Tech

Regulations can define the best places to build and invest

Noorjit SidhuContributor
Noorjit Sidhu is an early-stage investor at Plug & Play Ventures, focused on investments across data infrastructure and cloud, artificial intelligence, financial services, and the future of learning and work.

Market timing — how relevant an idea is to the current state and direction of a market — is the most important factor in determining the durability of that idea.

Several inputs inform market timing: The skew of consumer preferences in response to a pandemic. The price of goods for a resource that is finite and becoming scarce. The creation of a novel algorithmic or genetic technique that enlarges the potential of what can be streamlined, repaired and built.

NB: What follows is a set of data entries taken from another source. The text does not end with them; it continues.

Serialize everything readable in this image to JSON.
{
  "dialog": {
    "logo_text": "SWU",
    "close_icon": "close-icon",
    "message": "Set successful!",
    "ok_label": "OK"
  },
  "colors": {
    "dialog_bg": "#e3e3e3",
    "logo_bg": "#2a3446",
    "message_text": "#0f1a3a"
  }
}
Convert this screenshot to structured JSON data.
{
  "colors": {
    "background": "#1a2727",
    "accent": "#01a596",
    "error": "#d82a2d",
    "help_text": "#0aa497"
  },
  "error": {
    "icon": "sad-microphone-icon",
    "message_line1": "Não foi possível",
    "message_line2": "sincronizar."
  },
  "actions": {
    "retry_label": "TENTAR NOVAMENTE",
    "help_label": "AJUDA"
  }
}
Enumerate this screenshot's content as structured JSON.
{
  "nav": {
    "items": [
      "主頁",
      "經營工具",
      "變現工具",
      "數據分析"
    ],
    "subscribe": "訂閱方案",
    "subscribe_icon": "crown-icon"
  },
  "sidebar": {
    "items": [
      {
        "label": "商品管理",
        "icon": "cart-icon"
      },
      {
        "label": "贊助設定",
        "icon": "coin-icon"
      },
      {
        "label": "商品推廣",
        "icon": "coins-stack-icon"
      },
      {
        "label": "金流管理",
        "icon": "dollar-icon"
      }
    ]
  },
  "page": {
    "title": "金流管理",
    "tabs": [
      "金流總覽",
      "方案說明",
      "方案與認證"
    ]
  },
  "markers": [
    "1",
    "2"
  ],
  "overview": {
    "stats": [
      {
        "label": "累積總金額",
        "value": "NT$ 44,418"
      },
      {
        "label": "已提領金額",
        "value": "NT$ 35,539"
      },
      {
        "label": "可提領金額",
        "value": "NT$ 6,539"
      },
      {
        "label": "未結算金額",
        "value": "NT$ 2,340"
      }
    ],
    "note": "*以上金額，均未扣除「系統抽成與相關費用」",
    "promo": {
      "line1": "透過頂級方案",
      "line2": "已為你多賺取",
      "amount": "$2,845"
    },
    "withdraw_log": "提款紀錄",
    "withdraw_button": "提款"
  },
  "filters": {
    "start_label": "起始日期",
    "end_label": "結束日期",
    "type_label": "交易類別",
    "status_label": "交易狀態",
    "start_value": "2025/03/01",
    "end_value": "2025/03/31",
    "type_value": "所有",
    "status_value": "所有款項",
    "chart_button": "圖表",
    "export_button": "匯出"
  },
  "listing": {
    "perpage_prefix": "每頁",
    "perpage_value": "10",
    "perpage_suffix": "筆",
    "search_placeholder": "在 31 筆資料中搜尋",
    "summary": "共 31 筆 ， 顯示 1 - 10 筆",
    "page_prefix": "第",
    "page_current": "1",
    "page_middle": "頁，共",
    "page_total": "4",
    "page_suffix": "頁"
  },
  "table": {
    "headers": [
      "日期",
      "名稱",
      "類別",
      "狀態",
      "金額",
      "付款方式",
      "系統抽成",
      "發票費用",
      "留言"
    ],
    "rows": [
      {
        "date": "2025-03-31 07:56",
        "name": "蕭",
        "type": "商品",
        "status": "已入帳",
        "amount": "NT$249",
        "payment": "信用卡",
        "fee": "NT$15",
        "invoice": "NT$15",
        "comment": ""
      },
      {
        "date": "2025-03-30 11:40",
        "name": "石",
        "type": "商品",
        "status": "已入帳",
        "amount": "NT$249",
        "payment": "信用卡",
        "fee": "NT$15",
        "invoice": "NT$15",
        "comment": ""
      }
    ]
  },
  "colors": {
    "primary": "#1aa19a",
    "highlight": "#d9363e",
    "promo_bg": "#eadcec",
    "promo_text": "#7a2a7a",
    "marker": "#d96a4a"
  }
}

But market timing is also defined by a less discussed area that is born not in capital markets but in the public sector — the regulatory landscape — namely, the decisions of government, the broader legal system and its combined level of scrutiny toward a particular subject.

We can understand the successes and challenges of several valuable companies today based on their combustion with the regulatory landscape.

We can understand the successes and challenges of several valuable companies today based on their combustion with the regulatory landscape, and perhaps also use it as an optic to see what areas represent unique opportunities for new companies to start and scale.

Looking back: The value in regulatory gray areas

“The tech comes in and moves faster than regulatory regimes do, or can control it,” Uber co-founder and former CEO Travis Kalanick said at The Aspen Institute in 2013.

The brash statement downplayed that the regulatory landscape had, in fact, driven a number of pivotal outcomes for the company up to that event. It changed its name from UberCab to Uber after receiving a cease-and-desist order in its first market, California. Several early employees left because of the startup’s regulatory challenges and iconoclastic ethos. It shut down its taxi service in New York after just a month of operations, and then in early 2013 received its lifeline in the city after being approved through a pilot program.

Fast forward to the present, and Uber has a market cap of about $82 billion, with the ousted Kalanick having a personal net worth in the neighborhood of $2.8 billion.

Still, even at its scale, many of its most important questions on growth centered around how favorably the regulatory landscape would treat its category. Most recently, this came with the U.K. Supreme Court ruling that Uber drivers could not be classified as independent contractors.

The regulatory fabric has had similar leverage over other sharing-economy companies. In October 2014, for example, Airbnb’s business model became viable in San Francisco when Mayor Ed Lee legalized short-term rentals. In November 2015, Proposition F in the city aimed to restrict short-term rentals like Airbnb, and the startup spent millions in advertisements to mobilize voters in opposition.

Airbnb’s current market cap stands at $92 billion, and its CEO, Brian Chesky, has an estimated net worth over $11 billion. Like Uber, its regulatory tribulations continue, most recently being fined and judged to owe $9.6 million to the city of Paris.

The stories of these two companies and others in the sharing economy space demonstrate the value that the regulatory fabric can add or subtract from a company’s wealth, but also underscore the value — for founding teams, early employees, investors and customers — of navigating the gray areas.

Looking around: The data economy

The present regulatory fabric has precipitated market timing for ideas in a number of categories. Solutions that enable data privacy, like BigID, and ones that embed data privacy into larger customer value propositions, like Blotout, are on streamlined growth tailwinds from the GDPR in Europe and their inspired analogs in the U.S.